A critic of tailoring urban planning to motorists, Walker upended the notion that the car is the ultimate symbol of freedom. Freedom, he argued, is the ability to get quickly, safely, and conveniently to where you need to go. He suggested that Conveyal’s mapping tool may be a “good way to measure outcomes,” or, probable commute times,when making real estate purchasing and tenancy decisions. And he hopes that one day every multiple listing service listing of a residential property would include access to this type of mapping tool, not unlike a WalkScore.
Walker, who has a doctorate in humanities and theater arts from Stanford University, has forged a 20-year career as a transit consultant, working with public agencies in North America, Australia, and New Zealand.
An expert on language, Walker tries to make clients and audiences aware of how language choices affect transit policy debates. He views the professional silos from which developers, planners, architects, and transportation officials talk past one another using different definitions of success as the main problem in transit planning today.

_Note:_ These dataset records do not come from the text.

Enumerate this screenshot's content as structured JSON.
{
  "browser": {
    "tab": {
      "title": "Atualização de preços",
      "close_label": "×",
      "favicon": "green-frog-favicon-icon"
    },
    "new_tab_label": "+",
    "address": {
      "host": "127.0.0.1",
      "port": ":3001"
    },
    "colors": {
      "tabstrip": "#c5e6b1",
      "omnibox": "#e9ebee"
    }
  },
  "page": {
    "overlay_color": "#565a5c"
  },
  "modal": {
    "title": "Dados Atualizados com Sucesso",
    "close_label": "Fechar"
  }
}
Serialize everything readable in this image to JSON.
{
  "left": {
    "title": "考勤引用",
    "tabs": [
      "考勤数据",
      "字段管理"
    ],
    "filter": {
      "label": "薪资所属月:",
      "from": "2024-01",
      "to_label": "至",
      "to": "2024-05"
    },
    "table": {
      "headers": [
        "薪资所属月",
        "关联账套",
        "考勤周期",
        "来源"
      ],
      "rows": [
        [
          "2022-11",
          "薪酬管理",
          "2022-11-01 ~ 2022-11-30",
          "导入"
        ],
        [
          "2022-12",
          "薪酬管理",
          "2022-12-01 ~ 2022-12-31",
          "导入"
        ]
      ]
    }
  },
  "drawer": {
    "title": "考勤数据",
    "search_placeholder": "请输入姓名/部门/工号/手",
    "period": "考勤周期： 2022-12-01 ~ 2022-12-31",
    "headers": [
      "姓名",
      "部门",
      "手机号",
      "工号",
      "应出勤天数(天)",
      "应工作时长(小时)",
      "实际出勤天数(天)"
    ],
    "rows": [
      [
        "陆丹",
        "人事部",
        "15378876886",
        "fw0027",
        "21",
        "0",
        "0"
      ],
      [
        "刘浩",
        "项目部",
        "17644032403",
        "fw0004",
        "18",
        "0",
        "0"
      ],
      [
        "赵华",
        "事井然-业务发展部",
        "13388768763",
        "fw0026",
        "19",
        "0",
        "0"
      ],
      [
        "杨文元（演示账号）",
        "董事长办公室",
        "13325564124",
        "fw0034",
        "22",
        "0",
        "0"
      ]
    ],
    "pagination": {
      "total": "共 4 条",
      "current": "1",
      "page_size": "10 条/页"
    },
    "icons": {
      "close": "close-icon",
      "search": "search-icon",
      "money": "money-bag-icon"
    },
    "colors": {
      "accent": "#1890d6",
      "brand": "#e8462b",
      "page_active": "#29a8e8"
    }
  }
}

“If you spend any time listening to transit debates, you hear a lot of strident certainty,” he said. “Transit debates are incredibly confused because there are a bunch of different outcomes that different people want around the table.”
Walker also cautioned against accepting the status quo as being rooted in fact instead of what it truly is—the consequence of policy decisions influenced by politics, cultural biases, and emotional reasoning. To illustrate his point, he cited Los Angeles, a city known for its gridlock and packed freeways. He questioned the tendency to accept L.A.’s “car culture” at face value.
“Maybe L.A. is a city where given the infrastructure we’ve built, driving a car is [what] gives people options,” he said. “I see no evidence that Los Angeles is a car culture. I see evidence that driving in Los Angeles is the logical thing to do. See the difference?”